As the chain looks forward to opening its first Manhattan store this summer, Petross told attendees she is very confident the store's leadership will reflect the community. "We have structured talent routines and we leverage our business partners to understand needs, understand the community and help drive our talent acquisition efforts and point us to places where we can find the right talent," she explained. "We are very methodical about attracting, interviewing and, of course, retaining." Petross said the key to inclusive hiring is being "extremely realistic and have a plan."

Recruiting at Target, which is number 40 on The DiversityInc Top 50 Companies for Diversity list, involves these fundamentals, Petross said:

Establishing a plan. "What are the hiring goals?," Petross asked. "At Target, we are not focused on quotas, we are focused on relationships. [We] continue to develop relationships with historically diverse colleges and universities, which enables us to build a pipeline while deliberately targeting diverse leaders."

Other questions to ask when establishing a recruiting and hiring plan include: How do your goals further the company's mission? What's the industry representation? What's the sourcing strategy? Is it inclusive? How are business partners playing a role in the recruitment process?
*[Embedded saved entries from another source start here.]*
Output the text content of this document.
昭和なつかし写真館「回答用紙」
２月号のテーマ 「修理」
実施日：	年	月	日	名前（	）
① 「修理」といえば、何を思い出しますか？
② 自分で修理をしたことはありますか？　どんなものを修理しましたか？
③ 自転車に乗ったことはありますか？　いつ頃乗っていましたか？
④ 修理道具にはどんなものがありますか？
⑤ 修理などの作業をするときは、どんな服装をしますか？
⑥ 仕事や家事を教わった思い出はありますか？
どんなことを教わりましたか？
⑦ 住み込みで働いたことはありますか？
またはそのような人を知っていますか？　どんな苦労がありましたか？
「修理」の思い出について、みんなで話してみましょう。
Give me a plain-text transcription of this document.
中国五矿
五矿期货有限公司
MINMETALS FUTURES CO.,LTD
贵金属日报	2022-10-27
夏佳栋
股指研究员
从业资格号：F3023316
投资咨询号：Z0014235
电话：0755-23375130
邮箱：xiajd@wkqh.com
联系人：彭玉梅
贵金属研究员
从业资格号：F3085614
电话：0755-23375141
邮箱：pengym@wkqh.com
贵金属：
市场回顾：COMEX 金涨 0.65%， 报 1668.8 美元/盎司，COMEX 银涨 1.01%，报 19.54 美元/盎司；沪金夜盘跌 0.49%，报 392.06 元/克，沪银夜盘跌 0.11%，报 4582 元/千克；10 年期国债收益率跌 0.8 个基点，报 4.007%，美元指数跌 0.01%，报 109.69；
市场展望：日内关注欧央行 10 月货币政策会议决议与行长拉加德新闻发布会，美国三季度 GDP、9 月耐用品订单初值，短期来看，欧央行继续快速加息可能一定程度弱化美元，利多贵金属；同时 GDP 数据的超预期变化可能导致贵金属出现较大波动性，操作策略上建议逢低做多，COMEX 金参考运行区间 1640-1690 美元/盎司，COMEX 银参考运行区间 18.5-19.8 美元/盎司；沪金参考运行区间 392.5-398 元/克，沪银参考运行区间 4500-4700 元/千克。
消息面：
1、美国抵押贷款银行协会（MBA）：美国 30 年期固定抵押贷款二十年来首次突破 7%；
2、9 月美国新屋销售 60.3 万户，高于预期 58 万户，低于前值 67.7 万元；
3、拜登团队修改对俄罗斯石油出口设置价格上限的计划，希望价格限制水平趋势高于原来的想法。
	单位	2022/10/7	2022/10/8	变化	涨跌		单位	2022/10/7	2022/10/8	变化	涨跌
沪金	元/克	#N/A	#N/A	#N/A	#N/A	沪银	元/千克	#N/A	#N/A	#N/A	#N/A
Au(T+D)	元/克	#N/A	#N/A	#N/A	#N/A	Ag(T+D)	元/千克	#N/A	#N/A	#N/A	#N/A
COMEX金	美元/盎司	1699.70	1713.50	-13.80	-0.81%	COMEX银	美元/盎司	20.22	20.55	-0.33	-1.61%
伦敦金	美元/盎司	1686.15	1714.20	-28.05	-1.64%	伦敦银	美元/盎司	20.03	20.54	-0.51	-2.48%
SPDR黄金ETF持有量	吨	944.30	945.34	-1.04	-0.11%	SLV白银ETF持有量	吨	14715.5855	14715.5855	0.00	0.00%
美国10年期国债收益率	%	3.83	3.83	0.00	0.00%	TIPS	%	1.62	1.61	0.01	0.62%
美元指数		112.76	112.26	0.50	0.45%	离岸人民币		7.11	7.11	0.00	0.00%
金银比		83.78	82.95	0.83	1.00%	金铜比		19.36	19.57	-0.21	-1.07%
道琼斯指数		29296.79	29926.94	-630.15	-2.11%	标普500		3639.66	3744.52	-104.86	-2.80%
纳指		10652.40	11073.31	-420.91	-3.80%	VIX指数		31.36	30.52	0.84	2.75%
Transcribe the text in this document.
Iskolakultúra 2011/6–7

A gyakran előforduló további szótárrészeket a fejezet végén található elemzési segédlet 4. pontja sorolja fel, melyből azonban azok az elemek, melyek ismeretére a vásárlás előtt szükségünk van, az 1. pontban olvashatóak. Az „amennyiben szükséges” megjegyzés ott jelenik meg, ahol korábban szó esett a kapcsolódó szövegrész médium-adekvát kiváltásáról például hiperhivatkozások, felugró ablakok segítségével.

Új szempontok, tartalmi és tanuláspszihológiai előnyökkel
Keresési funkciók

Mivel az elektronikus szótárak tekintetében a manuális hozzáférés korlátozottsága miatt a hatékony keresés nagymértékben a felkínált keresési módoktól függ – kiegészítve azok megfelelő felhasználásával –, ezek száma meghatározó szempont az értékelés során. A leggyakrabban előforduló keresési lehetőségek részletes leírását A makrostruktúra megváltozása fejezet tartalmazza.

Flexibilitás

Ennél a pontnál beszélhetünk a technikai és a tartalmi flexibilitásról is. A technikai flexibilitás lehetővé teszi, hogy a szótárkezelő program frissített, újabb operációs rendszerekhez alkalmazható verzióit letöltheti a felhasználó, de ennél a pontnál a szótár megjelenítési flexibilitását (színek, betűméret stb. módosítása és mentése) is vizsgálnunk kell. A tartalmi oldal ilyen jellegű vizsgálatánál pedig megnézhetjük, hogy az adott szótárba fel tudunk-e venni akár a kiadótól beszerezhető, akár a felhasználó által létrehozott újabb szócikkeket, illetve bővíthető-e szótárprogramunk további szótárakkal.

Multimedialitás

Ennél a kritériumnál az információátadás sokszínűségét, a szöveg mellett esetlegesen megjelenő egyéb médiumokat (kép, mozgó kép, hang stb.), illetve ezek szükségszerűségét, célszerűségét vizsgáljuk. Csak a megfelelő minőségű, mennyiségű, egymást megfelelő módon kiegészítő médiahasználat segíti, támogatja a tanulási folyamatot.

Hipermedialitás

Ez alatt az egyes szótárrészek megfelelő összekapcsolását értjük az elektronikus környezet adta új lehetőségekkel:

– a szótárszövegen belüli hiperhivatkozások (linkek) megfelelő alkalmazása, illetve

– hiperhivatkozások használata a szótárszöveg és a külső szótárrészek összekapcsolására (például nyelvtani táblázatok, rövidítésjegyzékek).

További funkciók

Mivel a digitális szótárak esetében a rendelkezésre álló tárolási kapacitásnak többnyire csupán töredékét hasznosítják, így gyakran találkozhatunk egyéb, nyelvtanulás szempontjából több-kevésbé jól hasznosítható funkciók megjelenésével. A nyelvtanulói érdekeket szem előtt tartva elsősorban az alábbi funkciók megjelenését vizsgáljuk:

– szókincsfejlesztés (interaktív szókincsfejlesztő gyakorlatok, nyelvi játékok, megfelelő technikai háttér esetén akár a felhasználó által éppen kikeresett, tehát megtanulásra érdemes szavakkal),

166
Gaining commitment. Target's Chairman, President and CEO Gregg Steinhafel is actively involved in talent planning at all levels, from incoming interns to senior executives, Petross noted. "Once we have top leadership buy-in," she said, "everyone else understands that [diversity recruitment] is a business imperative."

Leveraging the right sources. Petross and her team leverage sources such as postings on DiversityInc Careers and the National Black MBA Association, National Society of Hispanic MBAs and INROADS, which develops and places promising diverse talent in salaried corporate internships.

The chain's sourcing strategy also includes a robust internal referral program, DiversityInc reported. For each new candidate hired at Target, the referring team member becomes eligible to win a $1,000 company gift card. "I know referrals work because that's how I started at Target 10 years ago," Petross said.

Communicating the brand and delivering on its promise. "When you're working with diverse talent, it's extremely important to cement them to the corporate culture and values," Petross said at the DiversityInc event. Target, which donates $3 million each week to the communities where it does business, found its philanthropy helps the chain connect with future leaders.

Measuring results. A recruiting scorecard, which tallies goals, current headcount, expected open positions, applicants in the queue and days to hire, keeps diversity an integrated part of Target's process, Petross said. "Measuring results should help you recognize when your efforts are paying off."